Hinzu kommt: Die nach Brüssel gemeldeten Werte wurden bereits im Jahr 2012 gemessen. Inzwischen gab es Veränderungen, die sich auf das aktuelle Messergebnis auswirken würden. Landwirte, wie der Schmiedefelder, betonen, schon jetzt sparsam mit Dünger umzugehen. Doch ganz lässt er sich in der konventionellen Landwirtschaft nicht umgehen. Tritt die geplante Verschärfung in Kraft, sei die Produktion von Brotgetreide in Deutschland nicht mehr garantiert, macht „Land schafft Verbindung“ geltend. „Neben vielen anderen undurchdachten und nicht praktikabeln Vorschriften kann auch eine ausreichende Nährstoffversorgung für die Pflanze nicht mehr gewährleistet werden, dies ist wissenschaftlich belegbar und wird von der Politik negiert“, schrieb die Vereinigung anlässlich des Flashmobs Mitte Dezember.

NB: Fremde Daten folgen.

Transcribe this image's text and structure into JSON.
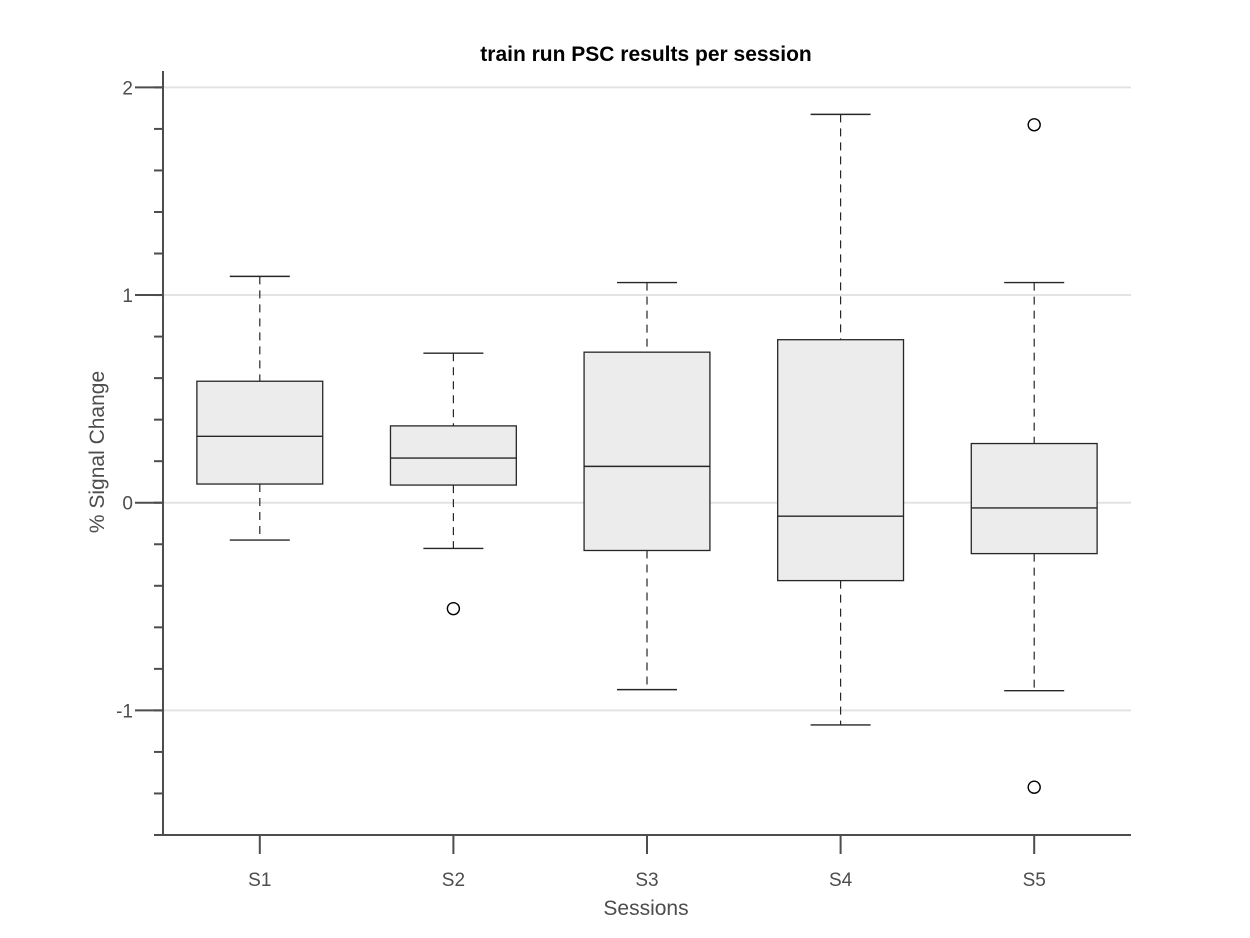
{
  "chart_data": {
    "type": "box",
    "title": "train run PSC results  per session",
    "xlabel": "Sessions",
    "ylabel": "% Signal Change",
    "ylim": [
      -1.6,
      2.05
    ],
    "yticks": [
      -1,
      0,
      1,
      2
    ],
    "y_minor_step": 0.2,
    "grid": "y-major",
    "categories": [
      "S1",
      "S2",
      "S3",
      "S4",
      "S5"
    ],
    "boxes": [
      {
        "category": "S1",
        "whisker_low": -0.18,
        "q1": 0.09,
        "median": 0.32,
        "q3": 0.585,
        "whisker_high": 1.09,
        "outliers": []
      },
      {
        "category": "S2",
        "whisker_low": -0.22,
        "q1": 0.085,
        "median": 0.215,
        "q3": 0.37,
        "whisker_high": 0.72,
        "outliers": [
          -0.51
        ]
      },
      {
        "category": "S3",
        "whisker_low": -0.9,
        "q1": -0.23,
        "median": 0.175,
        "q3": 0.725,
        "whisker_high": 1.06,
        "outliers": []
      },
      {
        "category": "S4",
        "whisker_low": -1.07,
        "q1": -0.375,
        "median": -0.065,
        "q3": 0.785,
        "whisker_high": 1.87,
        "outliers": []
      },
      {
        "category": "S5",
        "whisker_low": -0.905,
        "q1": -0.245,
        "median": -0.025,
        "q3": 0.285,
        "whisker_high": 1.06,
        "outliers": [
          1.82,
          -1.37
        ]
      }
    ],
    "colors": {
      "box_fill": "#ececec",
      "box_stroke": "#262626",
      "axis": "#4d4d4d",
      "grid": "#e3e3e3",
      "whisker": "#262626"
    }
  }
}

Sorgen um Zukunft des Berufsstandes

„Wir wollen den Dialog mit Politikern und Verbrauchern darüber, was Landwirtschaft heute bedeutet und wie Umweltbelastung insgesamt reduziert werden kann“, sagt Christian Ahrens. Im Herbst stellte er als einer der ersten im Raum Bischofswerda am „Dürren Fuchs“ an der B 6 ein Grünes Kreuz auf. Weitere folgten, zum Beispiel gegenüber der Tankstelle in Putzkau. Marco Birnstengel, Chef der Landbewirtschaftung Wesenitztal, hat es dort aufgestellt und seine Sorgen aufgeschrieben. Es geht um den Preisverfall für landwirtschaftliche Erzeugnisse weltweit und das Preisdiktat der Nahrungsmittelkonzerne, um die Zukunft des Berufsstandes – „Busfahrer streiken für 15,66 Euro Stundenlohn, der Malertarif liegt bei 12,60 Euro, der Mindestlohn in der Landwirtschaft beträgt 2020 9,35 Euro“ – sowie um die Wertschätzung der Arbeit der Bauern sowohl durch Politiker als auch durch die Bevölkerung. Bitter konstatiert der Unternehmer: „Die Politiker beachten uns kaum noch, weil das Wählerpotenzial zu gering ist.“

Immer höhere Auflagen haben für die Betriebe wachsende Kosten zur Folge, ohne dass sich deren Produktivität dadurch erhöht, sagt Christian Ahrens. Dabei arbeite Deutschland schon jetzt nach den strengsten Normen im Bereich der EU. Auch er macht auf einen Widerspruch aufmerksam: Immer mehr Menschen wünschen sich eine „grüne“ Landwirtschaft. Doch nur wenige sind bereit, fürs Essen auch mehr Geld auszugeben. Regionalität gehe so verloren. Das jüngste Beispiel sei der Schlachthof in Altenburg, der im ersten Quartal das Schlachten von Schweinen einstellen wird. Es ist der letzte große Schlachthof für Thüringen, Sachsen und Sachsen-Anhalt.